В одном из своих писем (1899) Чехов причислил три названных рассказа к «серии, которая далеко еще не закончена...»1. Продолжения, однако, не последовало. «Маленькая трилогия» осталась в творчестве Чехова единственным случаем намеренной циклизации.

Но единственный тут не значит особенный. Трудно, почти невозможно отделить серию от других, несерийных произведений писателя. Если брать художественно главное, то «Крыжовник» не менее близок к «Ионычу», чем к «Человеку в футляре», а рассказ «О любви» не менее прочно связан с «Душечкой» и «На подводе», чем с рассказами серии...

Чехову не было надобности продолжать цикл — ибо все его зрелое творчество строилось на основе единых внутренних связей.

Собственно, с самого начала Чехов тяготеет к скрытой серийности. Его ранние юмористические миниатюры образуют последовательный ряд, сочленяются в цепь. При переходе к зрелости — к драматическому, психологическому рассказу и повести — единство возникает вновь, притом значение его усиливается.

С середины 80-х годов Чехов настойчиво идет по пути создания широко развернутой панорамы современной ему действительности. Вряд ли возможна прямая параллель между Чеховым и Бальзаком («Человеческая комедия»), между Чеховым и Золя («Ругон-Маккары»). Взгляд на вещи, творческая манера у русского и французских художников весьма различны. И все же близок к истине В. Днепров, когда пишет, что в «энциклопедической картине своего времени, которую представляет нам совокупность произведений Чехова», получает развитие «тенденция к изображению всего целого человеческой жизни, впервые классически осуществившаяся в «Человеческой комедии» Бальзака»2.

Среди чеховских книг нет таких, которые можно было бы назвать центральными, основными. У большинства предшественников Чехова — в частности, у Тургенева, Достоевского, Толстого — роль вершинных созданий выполняли романы, к которым, в той или иной мере, притягивались произведения средней и малой формы. Последние нередко трактуются — и не напрасно — как подступ к эпическому замыслу или как его ответвление.
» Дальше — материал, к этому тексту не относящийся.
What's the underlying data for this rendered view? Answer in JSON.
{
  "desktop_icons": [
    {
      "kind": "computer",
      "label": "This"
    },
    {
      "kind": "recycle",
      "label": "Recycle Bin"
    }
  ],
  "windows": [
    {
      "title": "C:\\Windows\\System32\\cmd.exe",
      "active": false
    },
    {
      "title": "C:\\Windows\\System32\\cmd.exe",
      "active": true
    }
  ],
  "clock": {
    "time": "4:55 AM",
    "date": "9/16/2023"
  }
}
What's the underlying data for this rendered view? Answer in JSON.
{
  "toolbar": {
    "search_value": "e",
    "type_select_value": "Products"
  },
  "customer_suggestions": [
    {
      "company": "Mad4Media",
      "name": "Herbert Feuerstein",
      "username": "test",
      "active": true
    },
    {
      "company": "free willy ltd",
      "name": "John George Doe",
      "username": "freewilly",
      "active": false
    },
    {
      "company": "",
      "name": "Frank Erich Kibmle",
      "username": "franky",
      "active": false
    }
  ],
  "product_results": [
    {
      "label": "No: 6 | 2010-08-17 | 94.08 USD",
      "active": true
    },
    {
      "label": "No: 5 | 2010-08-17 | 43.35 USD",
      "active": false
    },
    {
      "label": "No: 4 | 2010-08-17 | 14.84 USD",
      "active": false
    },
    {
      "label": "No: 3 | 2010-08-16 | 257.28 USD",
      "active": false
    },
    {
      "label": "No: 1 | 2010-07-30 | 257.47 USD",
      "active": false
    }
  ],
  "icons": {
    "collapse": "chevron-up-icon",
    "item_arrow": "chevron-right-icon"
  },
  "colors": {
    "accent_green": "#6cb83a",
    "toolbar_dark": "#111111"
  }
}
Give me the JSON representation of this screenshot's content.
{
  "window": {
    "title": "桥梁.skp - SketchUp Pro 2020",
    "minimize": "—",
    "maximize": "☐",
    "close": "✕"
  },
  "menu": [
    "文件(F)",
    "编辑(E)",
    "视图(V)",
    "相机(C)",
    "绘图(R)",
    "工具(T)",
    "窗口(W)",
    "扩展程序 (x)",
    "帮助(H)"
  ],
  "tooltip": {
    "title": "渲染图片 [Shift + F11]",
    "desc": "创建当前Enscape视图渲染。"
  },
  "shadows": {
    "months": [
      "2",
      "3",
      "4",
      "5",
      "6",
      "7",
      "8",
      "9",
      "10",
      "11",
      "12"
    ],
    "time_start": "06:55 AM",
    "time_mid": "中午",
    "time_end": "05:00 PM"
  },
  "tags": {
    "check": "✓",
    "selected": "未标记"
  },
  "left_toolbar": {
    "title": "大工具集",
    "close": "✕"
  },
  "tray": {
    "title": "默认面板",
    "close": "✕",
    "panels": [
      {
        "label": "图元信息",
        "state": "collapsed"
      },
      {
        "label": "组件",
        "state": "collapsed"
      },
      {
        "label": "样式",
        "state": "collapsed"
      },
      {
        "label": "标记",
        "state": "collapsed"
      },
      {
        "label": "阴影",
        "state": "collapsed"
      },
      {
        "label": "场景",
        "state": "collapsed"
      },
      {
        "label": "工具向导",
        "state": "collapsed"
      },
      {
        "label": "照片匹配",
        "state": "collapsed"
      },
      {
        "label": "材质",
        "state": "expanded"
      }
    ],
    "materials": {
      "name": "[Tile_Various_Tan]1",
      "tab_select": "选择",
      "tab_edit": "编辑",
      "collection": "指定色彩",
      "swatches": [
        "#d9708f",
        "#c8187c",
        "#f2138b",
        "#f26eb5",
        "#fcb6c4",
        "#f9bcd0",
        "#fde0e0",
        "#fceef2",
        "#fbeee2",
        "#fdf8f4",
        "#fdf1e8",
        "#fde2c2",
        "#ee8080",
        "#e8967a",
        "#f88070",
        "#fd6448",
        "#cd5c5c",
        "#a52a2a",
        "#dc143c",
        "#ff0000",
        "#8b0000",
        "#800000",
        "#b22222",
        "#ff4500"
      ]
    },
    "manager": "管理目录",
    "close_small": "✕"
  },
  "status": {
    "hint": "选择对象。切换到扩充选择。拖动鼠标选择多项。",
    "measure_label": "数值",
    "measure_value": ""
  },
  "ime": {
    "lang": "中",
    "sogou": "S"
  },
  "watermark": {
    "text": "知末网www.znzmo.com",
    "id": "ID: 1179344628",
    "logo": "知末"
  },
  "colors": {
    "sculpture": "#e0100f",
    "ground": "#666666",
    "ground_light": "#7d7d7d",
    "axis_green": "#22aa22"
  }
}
Чехов, как известно, в нору зрелости не написал ни одного романа (хотя однажды и предпринял такую попытку); что же касается его повестей, даже наиболее крупных, то ставить ту или иную из них на центральное место нет серьезных оснований. Его повести и рассказы воспринимаются как равноправные явления, дополняющие, усиливающие друг друга. Так создается впечатление внутренне целостного художественного полотна. Иначе говоря, творческая «сверхзадача» вырастает из объединения, из сочетания отдельных задач — отдельно взятых замыслов. Сохраняя самостоятельность, каждый отдельный замысел образует звено в реализации «общей идеи» писателя. Именно так формируются итоговые выводы Чехова о современном ему жизнеустройстве, о судьбе среднего человека, о его беде и вине.

Если бы Чехов в пору «Невесты» захотел стать своим критиком, он бы имел основания сослаться на критический автопортрет Гончарова («Лучше поздно, чем никогда»). Гончаров, вдумываясь в свой труд романиста, соединил три созданные им книги, внешне никак и ничем не соединенные, в одно целое. Так он и писал: «...вижу не три романа, а один». И пояснил: «Все они связаны общей нитью, одною последовательною идеей...»3 То же самое мог бы сказать Чехов о своих рассказах и повестях.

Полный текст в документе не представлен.